Together, Dottie and Shirley educated Joe in social taste and etiquette. For example, he was astonished at how well (and deeply) they “knew the difference between sirloin steak and top sirloin, prime rib and top round.” He learned from them that “only first-cut brisket was suitable for a good pot roast.”

These sorts of distinctions, and belief in their importance, enveloped him during preparations for the wedding. The arrangements had to be perfect. Like Dottie and Shirley, B'nai Jeshurun was modestly sized but graceful. The street, one block west of Broadway, was quiet. The bright orange and rusty-tan of the synagogue's facade nicely complemented the large brown door, appearing to darken the tone of the wood. The door opened wide beneath an elaborately carved stone arch topped by a Star of David. The building had been dedicated in the fall of 1917, in what was then a rapidly growing upper-middle-class Jewish neighborhood. For over twenty-five years, Rabbi Israel Goldstein had served as B'nai Jeshurun's spiritual leader. A well-known Zionist, he traveled frequently to promote his cause; he would also be instrumental in founding Brandeis University.

“There was at all times a degree of competition between the congregational responsibilities of my rabbinate and the broader claims of my public career,” he admitted in his memoir. “Nevertheless, to the best of my ability, I [balanced] my duties wholeheartedly.” On October 2, 1945, these duties included marrying Joseph Heller and Shirley Held.

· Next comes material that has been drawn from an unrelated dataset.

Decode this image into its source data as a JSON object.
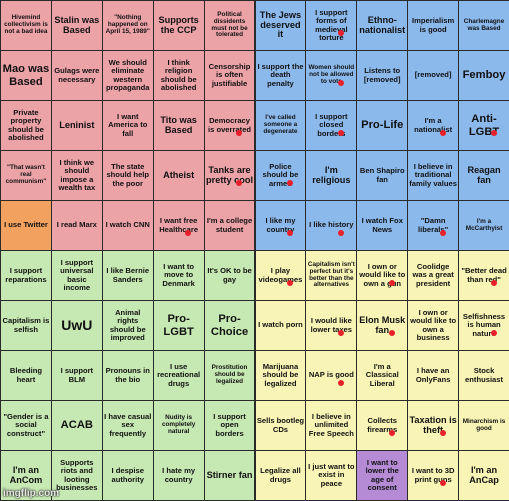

It was a busy month for the rabbi. On the day he led the wedding ceremony, he helped draft a telegram to President Truman on behalf of the Interim Committee of the American Jewish Conference. The telegram said that Great Britain should facilitate the immediate entry of 100,000 Jews into Palestine and that this should be seen as an “initial step toward the definitive solution of establishing a Jewish national homeland [there].” It was his firm belief that “sufferance ha[d] been the badge” of the Jewish people, but it was not written that “sufferance [was their] destiny.” He said, “Our destiny is to be a people among peoples, standing on our feet upon the hallowed soil of our fathers.”

He did not pronounce such sentiments at the wedding, but the gravity of the rabbi's beliefs colored the ceremony. On the marriage certificate, beneath dark blocks of Hebrew, Joe and Shirley signed their names. The signatures were careful: no joyous rush or heedless impatience to get things done; rather, a solemnity and an apparent recognition of the occasion's seriousness.

Later that day, at a reception at Dottie and Barney's apartment, there “was a lot of drinking, especially by Joe's family and friends,” says Jerome Taub. His part of the family was in the liquor business, and “the family motto was, ‘Liquor is made to be sold, not to be drunk.' So there was no excessive drinking on our side.” He didn't know Joe, but his immediate impression was that he lived “in his head.” Maybe he was a little shy, perhaps intimidated by the Held and Taub families, who were well off compared to Joe's mother, brother, and sister.

After the reception, Joe and Shirley tossed their bags in Taub's car. He drove them to the train station. Along the way, “one of Joe's relatives”—his brother Lee, Taub thinks—“got very sick” from all the booze he'd consumed “and threw up out the car window.”

At the station, Joe and Shirley boarded a Pullman train for Los Angeles and waved good-bye to their families—Sylvia crying; Lee silent; Lena, with her cane, struggling to distinguish Shirley's name from the name of Lee's wife (Shirl/Perle turned out to be a tongue-twister for her).